In recent years, the international community has established a global standard for transparency through various complementary instruments that share responsibility between the host and home countries of commodities companies.

1. Measures in countries that host commodities trading companies

The principle of transparency of financial flows in the commodities sector was picked up by the Extractive Industry Transparency Initiative (EITI) in 2003, at the initiative of the global NGO network Publish What You Pay (PWYP) (which Public Eye is part of).

The rules are established at the international level, in a multi-stakeholder forum of countries, companies and NGOs (on the form in which payments are published, the level of granularity, etc.). Countries – rather than companies – become members of the EITI; in doing so, they commit to two principles: 1) to disclose all revenues that the government receives from commodities companies, 2) on their side, companies operating in the country must commit to disclosing the payments they make to governments. This makes it possible to identify discrepancies and possible instances of embezzlement. As Switzerland does not have any resources, it cannot become an EITI member; however, it is a ‘supporting country’ and makes financial contributions.
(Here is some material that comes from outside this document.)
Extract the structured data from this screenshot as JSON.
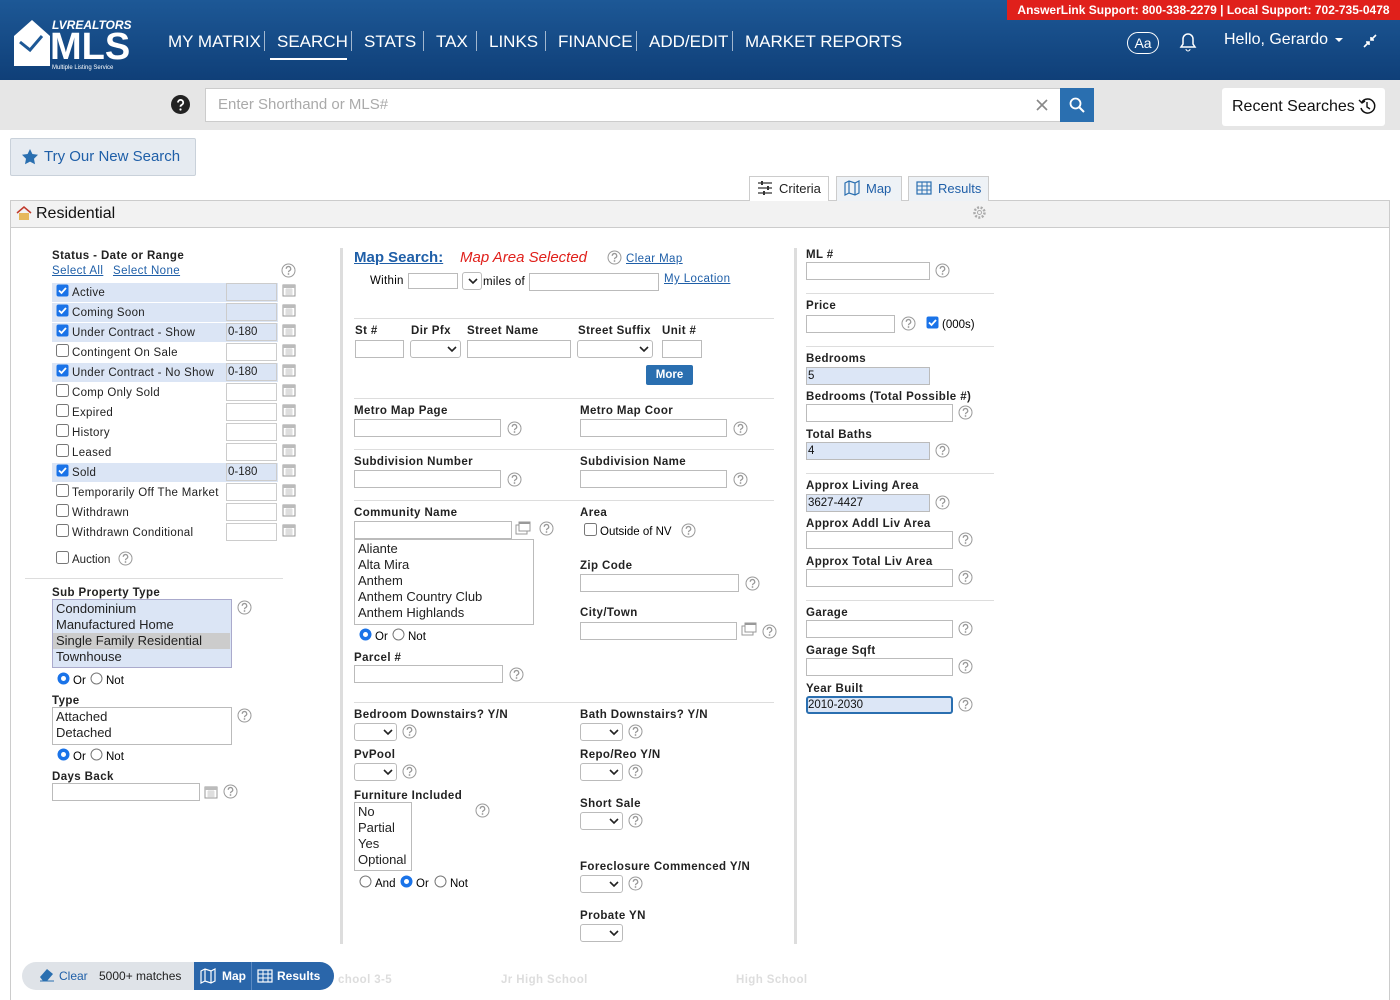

EITI is important but not sufficient, because for ‘good reason’ particularly opaque countries (such as Angola, Venezuela or Russia) do not want to join and weak states lack the capacity to monitor the sector. Moreover, EITI has no means of sanctioning countries that are not part of the initiative.

© Mark Henley/Panos

2.  Measures in countries where commodities companies are headquartered

Given the weaknesses of EITI, increasing numbers of countries that host commodities companies (i.e. the country where a commodity company is registered) have implemented measures to strengthen transparency: they require commodities companies to publish their payments to governments of all countries, regardless of whether the country in question is a member of EITI.

In 2013, the European Union adopted financial reporting rules and transparency directives to this end. Nearly all EU member states have since transposed the directives into their national legislation. Since 2014, Norway and Canada have implemented similar laws, bringing the number of countries with legislation on payment transparency to 30.

In June 2016, the United States adopted implementing provisions for transparency legislation from 2010. Following the election of Donald Trump, the US Congress revoked these provisions in a move that was met with strong criticism from civil society and the international media.